James Caan and Paul Sorvino are prominently featured on the DVD cover of this true life gangster tale. (The cover also features a bloated Edward Furlong of Terminator 2 fame, but the trio only has a combined 20-25 minutes of screen time.) It’s almost as if the filmmakers figured that, by having supporting actors from The Godfather and Goodfellas, some of the greatness from two of the best crime films of all time would somehow rub off on their modest venture. As you can probably tell from the tone of this opening paragraph, it didn’t exactly work.
For the Love of Money introduces us to Izek (Cody Longo), a Tel Aviv teenager in 1973, and his colorful family. Izek and his cousin Yoni (Jonathan Lipnicki…yes, THAT Jonathan Lipnicki) dream of becoming successful enough to buy their own Ford Mustangs. Yoni’s brother Levi (Oded Fehr) is a bank robbing criminal, while Izek works in his older brother Jacob’s (Michael Benyaer) bar, which features an illegal casino frequented by local scumbags including wild card wannabe tough guy Tommy Goldberg (Furlong).
The film follows Izek (later played by Yuda Levi) into the 1980s as he moves to America and becomes a successful, legitimate businessman. Eventually, he’s pulled back into the world of crime when he clashes with Los Angeles gangster Mickey Levine (James Caan). Izek is also tempted by the re-emergence of an unsavory relative. Will Izek be able to stay on the straight and narrow while keeping his family intact?
Executive producer Izek Shomof based this film on his own life experiences. Though parts of Shomof’s life are certainly compelling, it’s quite clear he has no idea how to make a movie. (This is his one and only credit as a film producer.) As a result, he’s assembled a peculiar collection of talent to parrot infinitely superior crime films. (In addition to The Godfather and Goodfellas, Steven Bauer turns up late in the game as a Miami gangster to add a dash of Scarface.) In a behind-the-scenes featurette, writer Jenna Mattison welcomes the “Jewish Goodfellas” comparisons, while director Ellie Kanner admits to being surprised at getting this gig because most of her previous experience was on chick flicks.
The result is a sloppy, oddly-paced 93-minute film with only a handful of moments that really pop.

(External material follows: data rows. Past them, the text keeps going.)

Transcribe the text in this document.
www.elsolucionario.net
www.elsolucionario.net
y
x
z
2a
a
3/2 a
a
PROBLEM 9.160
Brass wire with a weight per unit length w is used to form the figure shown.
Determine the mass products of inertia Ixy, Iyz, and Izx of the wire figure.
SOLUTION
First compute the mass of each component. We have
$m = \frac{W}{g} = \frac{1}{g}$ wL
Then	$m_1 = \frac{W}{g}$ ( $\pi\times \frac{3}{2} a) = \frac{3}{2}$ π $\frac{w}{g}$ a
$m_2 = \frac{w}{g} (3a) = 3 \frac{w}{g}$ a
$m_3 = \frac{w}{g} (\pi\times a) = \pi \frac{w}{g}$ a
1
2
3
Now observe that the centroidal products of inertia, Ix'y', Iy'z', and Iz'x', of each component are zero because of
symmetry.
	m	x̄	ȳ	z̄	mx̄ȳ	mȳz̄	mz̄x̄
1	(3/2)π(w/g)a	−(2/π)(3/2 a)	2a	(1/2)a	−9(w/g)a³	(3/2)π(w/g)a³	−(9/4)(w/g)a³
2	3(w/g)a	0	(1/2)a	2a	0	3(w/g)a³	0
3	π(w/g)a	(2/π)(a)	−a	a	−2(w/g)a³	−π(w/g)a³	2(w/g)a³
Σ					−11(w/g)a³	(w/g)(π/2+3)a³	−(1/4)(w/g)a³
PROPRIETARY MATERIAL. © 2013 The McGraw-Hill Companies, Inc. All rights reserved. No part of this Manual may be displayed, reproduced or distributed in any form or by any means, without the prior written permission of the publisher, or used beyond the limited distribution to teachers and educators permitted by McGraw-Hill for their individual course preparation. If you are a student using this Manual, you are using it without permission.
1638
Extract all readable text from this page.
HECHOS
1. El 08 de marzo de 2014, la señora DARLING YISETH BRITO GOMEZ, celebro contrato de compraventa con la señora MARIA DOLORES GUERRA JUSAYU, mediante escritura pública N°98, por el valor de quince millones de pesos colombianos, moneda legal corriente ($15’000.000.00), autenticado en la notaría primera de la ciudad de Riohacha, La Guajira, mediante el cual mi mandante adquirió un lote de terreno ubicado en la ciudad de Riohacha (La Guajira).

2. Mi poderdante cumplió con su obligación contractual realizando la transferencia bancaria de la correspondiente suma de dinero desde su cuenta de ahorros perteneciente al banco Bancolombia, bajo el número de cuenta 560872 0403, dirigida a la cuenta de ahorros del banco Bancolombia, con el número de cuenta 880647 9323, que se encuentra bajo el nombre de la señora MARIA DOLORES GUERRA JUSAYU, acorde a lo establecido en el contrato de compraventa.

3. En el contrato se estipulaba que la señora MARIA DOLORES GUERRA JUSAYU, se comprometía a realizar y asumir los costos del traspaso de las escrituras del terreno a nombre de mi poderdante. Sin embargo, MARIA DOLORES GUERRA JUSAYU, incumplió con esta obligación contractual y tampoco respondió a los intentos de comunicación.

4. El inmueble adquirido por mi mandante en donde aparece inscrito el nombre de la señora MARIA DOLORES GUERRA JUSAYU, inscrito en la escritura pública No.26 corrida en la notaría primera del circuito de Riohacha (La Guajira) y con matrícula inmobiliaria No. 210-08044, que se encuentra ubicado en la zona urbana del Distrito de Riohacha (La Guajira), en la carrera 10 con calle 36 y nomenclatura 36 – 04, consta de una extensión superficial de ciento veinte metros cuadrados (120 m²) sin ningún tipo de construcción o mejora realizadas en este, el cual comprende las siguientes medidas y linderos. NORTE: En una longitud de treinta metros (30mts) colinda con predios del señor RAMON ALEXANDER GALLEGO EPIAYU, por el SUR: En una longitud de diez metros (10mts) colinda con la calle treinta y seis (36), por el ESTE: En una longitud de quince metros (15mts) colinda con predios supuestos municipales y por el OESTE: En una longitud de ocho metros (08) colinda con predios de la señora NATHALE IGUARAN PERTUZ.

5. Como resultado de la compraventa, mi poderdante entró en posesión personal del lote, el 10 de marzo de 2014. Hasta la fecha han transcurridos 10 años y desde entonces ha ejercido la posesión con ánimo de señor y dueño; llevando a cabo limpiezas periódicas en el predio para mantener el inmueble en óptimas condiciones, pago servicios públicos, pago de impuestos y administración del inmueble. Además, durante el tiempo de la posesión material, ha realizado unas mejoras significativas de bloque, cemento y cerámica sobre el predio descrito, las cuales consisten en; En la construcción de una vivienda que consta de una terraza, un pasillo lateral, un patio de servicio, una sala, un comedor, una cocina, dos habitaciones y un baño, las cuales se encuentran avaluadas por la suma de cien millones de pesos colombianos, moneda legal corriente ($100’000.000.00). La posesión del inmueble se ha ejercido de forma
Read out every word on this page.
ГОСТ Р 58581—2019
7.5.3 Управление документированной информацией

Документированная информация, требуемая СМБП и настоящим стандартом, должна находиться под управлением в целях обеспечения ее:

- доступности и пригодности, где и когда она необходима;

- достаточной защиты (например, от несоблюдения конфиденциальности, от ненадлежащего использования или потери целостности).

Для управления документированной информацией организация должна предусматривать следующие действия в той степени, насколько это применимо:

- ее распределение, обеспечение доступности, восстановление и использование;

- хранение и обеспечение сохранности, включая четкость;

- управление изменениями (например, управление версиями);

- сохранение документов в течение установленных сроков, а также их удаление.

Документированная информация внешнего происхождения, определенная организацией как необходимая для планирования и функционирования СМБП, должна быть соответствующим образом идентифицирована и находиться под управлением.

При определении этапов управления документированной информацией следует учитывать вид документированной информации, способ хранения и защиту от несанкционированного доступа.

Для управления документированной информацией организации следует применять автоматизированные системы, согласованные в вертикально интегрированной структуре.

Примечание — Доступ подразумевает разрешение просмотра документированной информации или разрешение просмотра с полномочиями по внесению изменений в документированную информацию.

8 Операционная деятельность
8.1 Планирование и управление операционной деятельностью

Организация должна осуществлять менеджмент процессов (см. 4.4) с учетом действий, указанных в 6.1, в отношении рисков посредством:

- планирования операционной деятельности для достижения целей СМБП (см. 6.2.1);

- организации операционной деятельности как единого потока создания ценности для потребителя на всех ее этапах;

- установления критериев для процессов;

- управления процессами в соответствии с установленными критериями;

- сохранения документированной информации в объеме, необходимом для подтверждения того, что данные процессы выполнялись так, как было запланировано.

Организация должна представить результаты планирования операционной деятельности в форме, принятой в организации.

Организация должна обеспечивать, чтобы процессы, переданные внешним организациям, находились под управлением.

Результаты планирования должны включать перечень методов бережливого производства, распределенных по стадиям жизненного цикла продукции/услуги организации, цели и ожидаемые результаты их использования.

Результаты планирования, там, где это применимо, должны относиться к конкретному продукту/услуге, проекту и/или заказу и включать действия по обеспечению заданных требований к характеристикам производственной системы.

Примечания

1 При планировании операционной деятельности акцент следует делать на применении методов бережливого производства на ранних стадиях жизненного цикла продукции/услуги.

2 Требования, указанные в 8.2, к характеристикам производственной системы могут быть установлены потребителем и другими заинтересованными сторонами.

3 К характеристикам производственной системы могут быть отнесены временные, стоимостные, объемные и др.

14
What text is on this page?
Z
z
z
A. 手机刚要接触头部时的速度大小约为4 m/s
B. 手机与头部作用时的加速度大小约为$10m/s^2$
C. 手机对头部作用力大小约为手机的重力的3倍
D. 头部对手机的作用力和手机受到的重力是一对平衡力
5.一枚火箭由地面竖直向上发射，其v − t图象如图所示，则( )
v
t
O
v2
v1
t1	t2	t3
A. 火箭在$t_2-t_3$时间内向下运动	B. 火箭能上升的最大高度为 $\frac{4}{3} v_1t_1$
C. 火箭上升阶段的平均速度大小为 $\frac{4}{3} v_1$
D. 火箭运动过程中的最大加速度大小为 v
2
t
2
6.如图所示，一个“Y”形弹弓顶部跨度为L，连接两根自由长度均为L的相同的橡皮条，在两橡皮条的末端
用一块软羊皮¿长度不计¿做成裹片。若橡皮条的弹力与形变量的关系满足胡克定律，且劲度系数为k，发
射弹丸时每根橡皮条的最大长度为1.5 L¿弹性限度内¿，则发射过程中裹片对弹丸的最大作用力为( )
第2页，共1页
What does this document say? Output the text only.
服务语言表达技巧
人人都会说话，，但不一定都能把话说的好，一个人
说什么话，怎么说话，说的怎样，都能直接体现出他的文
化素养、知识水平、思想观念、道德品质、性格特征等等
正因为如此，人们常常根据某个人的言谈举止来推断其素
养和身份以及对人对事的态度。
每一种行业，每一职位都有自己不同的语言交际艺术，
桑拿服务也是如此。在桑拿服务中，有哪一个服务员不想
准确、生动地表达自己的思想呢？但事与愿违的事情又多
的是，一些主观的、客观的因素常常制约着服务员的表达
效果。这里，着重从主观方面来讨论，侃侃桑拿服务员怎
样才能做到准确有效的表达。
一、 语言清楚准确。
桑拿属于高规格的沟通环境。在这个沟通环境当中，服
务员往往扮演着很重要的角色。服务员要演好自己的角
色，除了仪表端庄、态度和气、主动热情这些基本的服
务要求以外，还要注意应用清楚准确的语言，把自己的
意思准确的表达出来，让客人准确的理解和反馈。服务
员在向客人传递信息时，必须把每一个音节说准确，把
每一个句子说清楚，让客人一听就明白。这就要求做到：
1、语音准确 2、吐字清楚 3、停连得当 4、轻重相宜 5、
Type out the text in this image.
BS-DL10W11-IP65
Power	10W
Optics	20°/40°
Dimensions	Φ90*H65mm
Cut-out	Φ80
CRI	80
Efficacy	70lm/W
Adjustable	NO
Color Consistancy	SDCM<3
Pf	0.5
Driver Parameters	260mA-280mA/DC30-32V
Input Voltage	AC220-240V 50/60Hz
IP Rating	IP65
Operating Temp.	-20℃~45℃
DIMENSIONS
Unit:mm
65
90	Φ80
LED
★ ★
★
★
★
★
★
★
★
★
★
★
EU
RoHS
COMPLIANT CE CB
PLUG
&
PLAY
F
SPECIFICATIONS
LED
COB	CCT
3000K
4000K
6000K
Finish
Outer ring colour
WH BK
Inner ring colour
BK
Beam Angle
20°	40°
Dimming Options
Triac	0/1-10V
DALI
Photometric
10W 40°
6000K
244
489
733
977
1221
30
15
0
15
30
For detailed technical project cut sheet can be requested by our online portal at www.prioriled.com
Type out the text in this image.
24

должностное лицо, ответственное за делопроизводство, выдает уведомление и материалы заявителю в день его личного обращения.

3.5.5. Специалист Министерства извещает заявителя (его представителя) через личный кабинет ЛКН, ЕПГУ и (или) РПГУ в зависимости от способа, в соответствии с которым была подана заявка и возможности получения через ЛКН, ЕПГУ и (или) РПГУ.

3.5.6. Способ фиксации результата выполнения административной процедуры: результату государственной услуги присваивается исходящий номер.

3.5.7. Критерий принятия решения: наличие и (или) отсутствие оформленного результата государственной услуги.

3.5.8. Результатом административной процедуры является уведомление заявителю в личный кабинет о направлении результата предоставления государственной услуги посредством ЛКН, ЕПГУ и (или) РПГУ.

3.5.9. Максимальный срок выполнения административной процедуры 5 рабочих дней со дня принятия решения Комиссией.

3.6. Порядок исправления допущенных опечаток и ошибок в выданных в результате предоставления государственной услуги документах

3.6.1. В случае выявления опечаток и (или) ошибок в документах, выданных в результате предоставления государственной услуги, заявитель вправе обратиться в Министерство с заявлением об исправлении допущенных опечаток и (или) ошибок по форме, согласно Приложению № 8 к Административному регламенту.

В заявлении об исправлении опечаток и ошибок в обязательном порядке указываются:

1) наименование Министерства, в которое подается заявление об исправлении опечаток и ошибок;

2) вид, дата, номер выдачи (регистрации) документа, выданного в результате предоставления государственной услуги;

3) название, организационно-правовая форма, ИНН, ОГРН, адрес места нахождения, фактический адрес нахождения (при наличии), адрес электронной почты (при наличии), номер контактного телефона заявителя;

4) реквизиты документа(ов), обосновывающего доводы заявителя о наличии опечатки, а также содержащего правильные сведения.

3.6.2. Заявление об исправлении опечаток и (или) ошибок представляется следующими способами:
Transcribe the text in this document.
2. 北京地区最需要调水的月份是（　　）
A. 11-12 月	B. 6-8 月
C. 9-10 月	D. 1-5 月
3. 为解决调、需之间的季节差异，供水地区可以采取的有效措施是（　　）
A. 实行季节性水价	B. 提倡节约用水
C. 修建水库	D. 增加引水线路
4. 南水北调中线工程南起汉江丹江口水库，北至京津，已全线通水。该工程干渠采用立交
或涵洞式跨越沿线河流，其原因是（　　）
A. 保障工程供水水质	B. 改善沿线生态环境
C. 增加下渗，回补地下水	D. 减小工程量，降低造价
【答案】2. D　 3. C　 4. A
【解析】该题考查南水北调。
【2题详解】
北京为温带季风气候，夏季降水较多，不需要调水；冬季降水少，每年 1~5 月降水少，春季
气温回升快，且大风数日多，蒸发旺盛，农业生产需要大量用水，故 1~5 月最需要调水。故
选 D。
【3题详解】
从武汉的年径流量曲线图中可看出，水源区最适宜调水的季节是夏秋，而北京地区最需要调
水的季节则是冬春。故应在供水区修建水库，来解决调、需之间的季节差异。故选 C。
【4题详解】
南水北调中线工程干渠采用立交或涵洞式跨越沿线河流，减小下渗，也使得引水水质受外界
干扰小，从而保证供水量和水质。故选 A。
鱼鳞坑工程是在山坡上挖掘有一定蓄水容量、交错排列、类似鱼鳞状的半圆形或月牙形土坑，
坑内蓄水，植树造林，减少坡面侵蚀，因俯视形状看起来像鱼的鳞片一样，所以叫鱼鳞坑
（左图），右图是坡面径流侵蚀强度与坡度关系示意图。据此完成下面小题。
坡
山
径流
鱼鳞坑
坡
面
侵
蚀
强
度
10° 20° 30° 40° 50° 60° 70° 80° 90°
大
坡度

The biggest problem involves the character of Izek, who delivers a cliché-filled and lethargic voiceover narration that makes him sound like Goodfellas’ Henry Hill on Ambien. (For a guy who claims to be a legit businessman, Izek sure seems to know plenty about the criminal underworld.) Simply put, the character is not dynamic enough — except for a notable scene when he stands up to the hot-headed Levine — and we get almost no insight into what makes him such a successful entrepreneur. Izek does everything he can to keep organized crime away from his personal and professional lives. The problem is the organized crime aspects of the film are 1,000 times more interesting than watching Izek open restaurants or fix cars with Yoni (now played by Joshua Biton). While it’s admirable that — according to the movie — Izek was never really drawn to a life of crime, it doesn’t exactly make for a very dramatic story.
For the Love of Money also feels scattered and episodic while failing to build to any sort of satisfying climax. On top of that, the constant use of period pop music — “Joy to the World” and “Magic Carpet Ride” in the early scenes, “In the Air Tonight” and “You Dropped a Bomb on Me” for the ‘80s — came off as desperate. Though I actually enjoyed the bit where quirky underling Vince (Richard Gunn) sings along to “I Ran (So Far Away)” on the way to a heist, it was as if the filmmakers lacked confidence in their own vision and were yelling, “See, it’s the 1980s! We swear!” And if you thought the filmmakers would be able to resist using the O’Jays “For the Love of Money” toward the end of the movie, you’ve vastly overestimated them.
The movie’s saving grace is its eclectic cast, which also randomly includes Jeffrey Tambor (Arrested Development, The Larry Sanders Show) for a couple of scenes. Though Caan may not be in this movie for a long time, he’s easily the best thing about it. His performance is especially fun if you pretend Sonny Corleone somehow survived the tollbooth ambush and changed his name to Mickey Levine. (Though Sonny Corleone would demand to be in a better movie.) Fehr — a scene stealer in the first two Mummy films and in the Resident Evil franchise — is appropriately magnetic and dangerous as the family black sheep/superstar. I was also pretty impressed by the nasty, bratty work turned in by Furlong. I think the former John Connor has a pretty solid future playing low lives if he wants it.
In the end, For the Love of Money has some standout moments that make you take notice — producers managed to snag overqualified cinematographer Andrzej Sekula, who shot Pulp Fiction and Reservoir Dogs — but its lack of originality or excitement make it come off as a Diet Gangster Movie.